As Republican strategists see the race, a majority of voters have made up their minds that President Obama does not deserve reelection, but they remain hesitant to pull the lever for Romney.
“Obama is Americans’ second choice for president” right now, longtime Republican strategist Mike Murphy said at a forum here. “The challenge for Romney is to go from third to first.”
PHOTOS: The protests of the GOP convention
Much of the GOP convention is supposed to be devoted to making that happen by giving voters more of a sense of Romney as a person and by highlighting his achievements. The week leading up to the convention was meant to lay that groundwork.
Instead, Romney has been relegated to the secondary story. Starting a week ago Sunday, when Akin said that women who were victims of “legitimate rape” seldom become pregnant because “the female body has ways to try to shut that whole thing down,” his saga – and the speculation over whether the national GOP leadership would succeed in pushing him to drop out of the Senate race – dominated headlines. As soon as that metaphorical storm died down, a literal one, Isaac, picked up, cutting into Romney’s exposure, particularly here in Florida, a must-win state for the Republican.
That’s a problem because exposure is what drives the “bounce” that candidates usually get from a successful convention. With the media focused heavily on whichever party’s convention is underway, candidates get a rare chance to dominate the stage. They hope for a convention that produces a week of stories on television and in newspapers conveying the campaign’s main messages. When that happens – as it did for George H.W. Bush in 1988 and Bill Clinton in both 1992 and 1996 -- the result can propel a campaign forward. When it fails, as happened to Sen. John F. Kerry in 2004, the result is a crucial opportunity lost.

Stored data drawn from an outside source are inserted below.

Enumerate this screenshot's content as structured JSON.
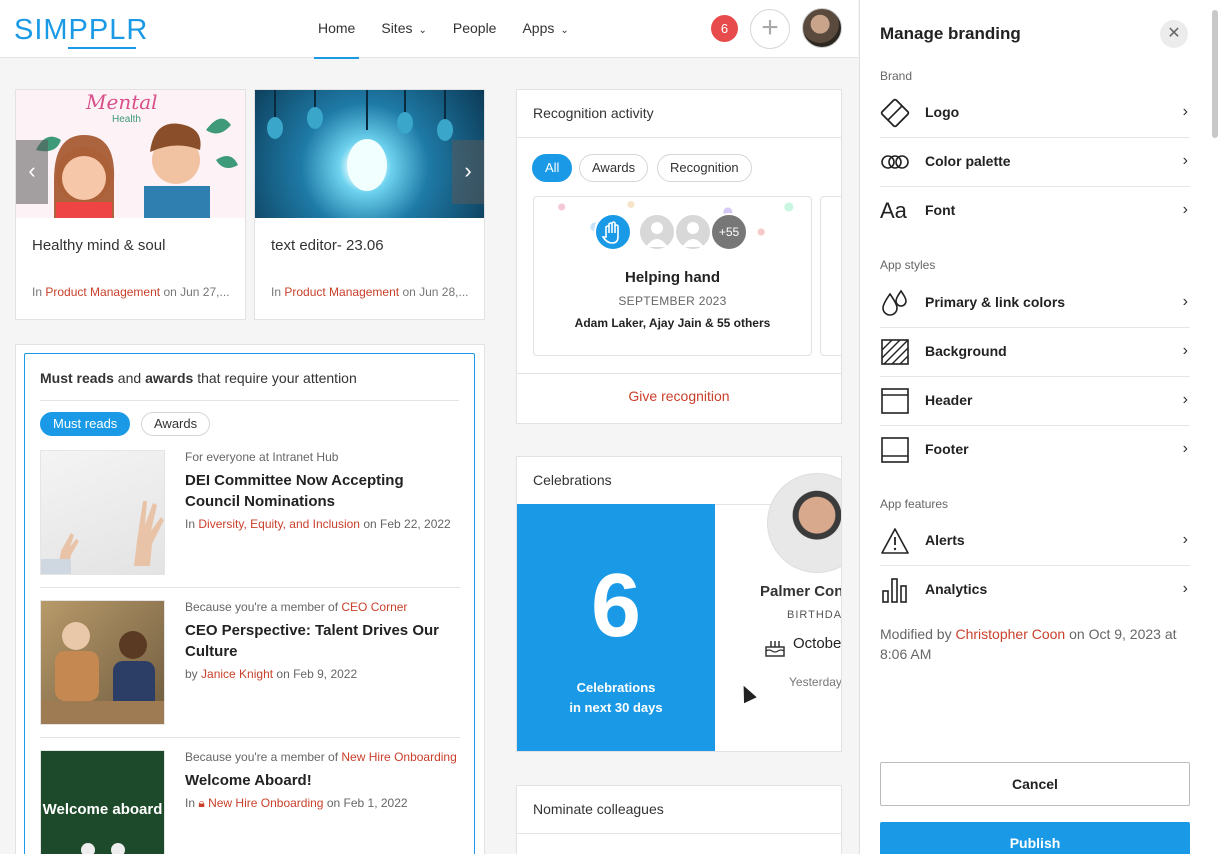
{
  "header": {
    "logo": "SIMPPLR",
    "nav": [
      {
        "label": "Home",
        "dropdown": false
      },
      {
        "label": "Sites",
        "dropdown": true
      },
      {
        "label": "People",
        "dropdown": false
      },
      {
        "label": "Apps",
        "dropdown": true
      }
    ],
    "notification_count": "6",
    "add_symbol": "+"
  },
  "features": [
    {
      "title": "Healthy mind & soul",
      "prefix": "In",
      "site": "Product Management",
      "suffix": "on Jun 27,...",
      "image_text": "Mental",
      "image_subtext": "Health"
    },
    {
      "title": "text editor- 23.06",
      "prefix": "In",
      "site": "Product Management",
      "suffix": "on Jun 28,..."
    }
  ],
  "must_reads": {
    "title_parts": [
      "Must reads",
      " and ",
      "awards",
      " that require your attention"
    ],
    "tabs": [
      "Must reads",
      "Awards"
    ],
    "items": [
      {
        "context": "For everyone at Intranet Hub",
        "context_link": "",
        "title": "DEI Committee Now Accepting Council Nominations",
        "meta_prefix": "In",
        "meta_link": "Diversity, Equity, and Inclusion",
        "meta_suffix": "on Feb 22, 2022"
      },
      {
        "context": "Because you're a member of",
        "context_link": "CEO Corner",
        "title": "CEO Perspective: Talent Drives Our Culture",
        "meta_prefix": "by",
        "meta_link": "Janice Knight",
        "meta_suffix": "on Feb 9, 2022"
      },
      {
        "context": "Because you're a member of",
        "context_link": "New Hire Onboarding",
        "title": "Welcome Aboard!",
        "meta_prefix": "In",
        "meta_link": "New Hire Onboarding",
        "meta_suffix": "on Feb 1, 2022",
        "image_text": "Welcome aboard"
      }
    ]
  },
  "recognition": {
    "title": "Recognition activity",
    "filters": [
      "All",
      "Awards",
      "Recognition"
    ],
    "card": {
      "name": "Helping hand",
      "date": "SEPTEMBER 2023",
      "people": "Adam Laker, Ajay Jain & 55 others",
      "extra_count": "+55"
    },
    "give_label": "Give recognition"
  },
  "celebrations": {
    "title": "Celebrations",
    "count": "6",
    "label_line1": "Celebrations",
    "label_line2": "in next 30 days",
    "person": "Palmer Con",
    "type": "BIRTHDAY",
    "date": "Octobe",
    "when": "Yesterday"
  },
  "nominate": {
    "title": "Nominate colleagues"
  },
  "branding_panel": {
    "title": "Manage branding",
    "close_symbol": "✕",
    "sections": [
      {
        "label": "Brand",
        "items": [
          {
            "label": "Logo",
            "icon": "logo-icon"
          },
          {
            "label": "Color palette",
            "icon": "color-palette-icon"
          },
          {
            "label": "Font",
            "icon": "font-icon"
          }
        ]
      },
      {
        "label": "App styles",
        "items": [
          {
            "label": "Primary & link colors",
            "icon": "droplets-icon"
          },
          {
            "label": "Background",
            "icon": "background-icon"
          },
          {
            "label": "Header",
            "icon": "header-icon"
          },
          {
            "label": "Footer",
            "icon": "footer-icon"
          }
        ]
      },
      {
        "label": "App features",
        "items": [
          {
            "label": "Alerts",
            "icon": "alert-icon"
          },
          {
            "label": "Analytics",
            "icon": "analytics-icon"
          }
        ]
      }
    ],
    "modified_prefix": "Modified by",
    "modified_by": "Christopher Coon",
    "modified_suffix": "on Oct 9, 2023 at 8:06 AM",
    "cancel_label": "Cancel",
    "publish_label": "Publish",
    "font_glyph": "Aa"
  },
  "colors": {
    "accent": "#1a9ae6",
    "link": "#c9402b",
    "badge": "#e84b4b"
  }
}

PHOTOS: Preparations for the convention
Romney hasn’t lost the opportunity, but the past week clearly has eroded it. That puts more pressure on the three nights remaining for the convention, now that the storm has forced cancellation of Monday’s events. Unfortunately for Romney, even those nights may not deliver an uninterrupted message. Forecasts show Isaac could slam into the Gulf Coast near New Orleans just around the time the convention formally gets under way Tuesday night.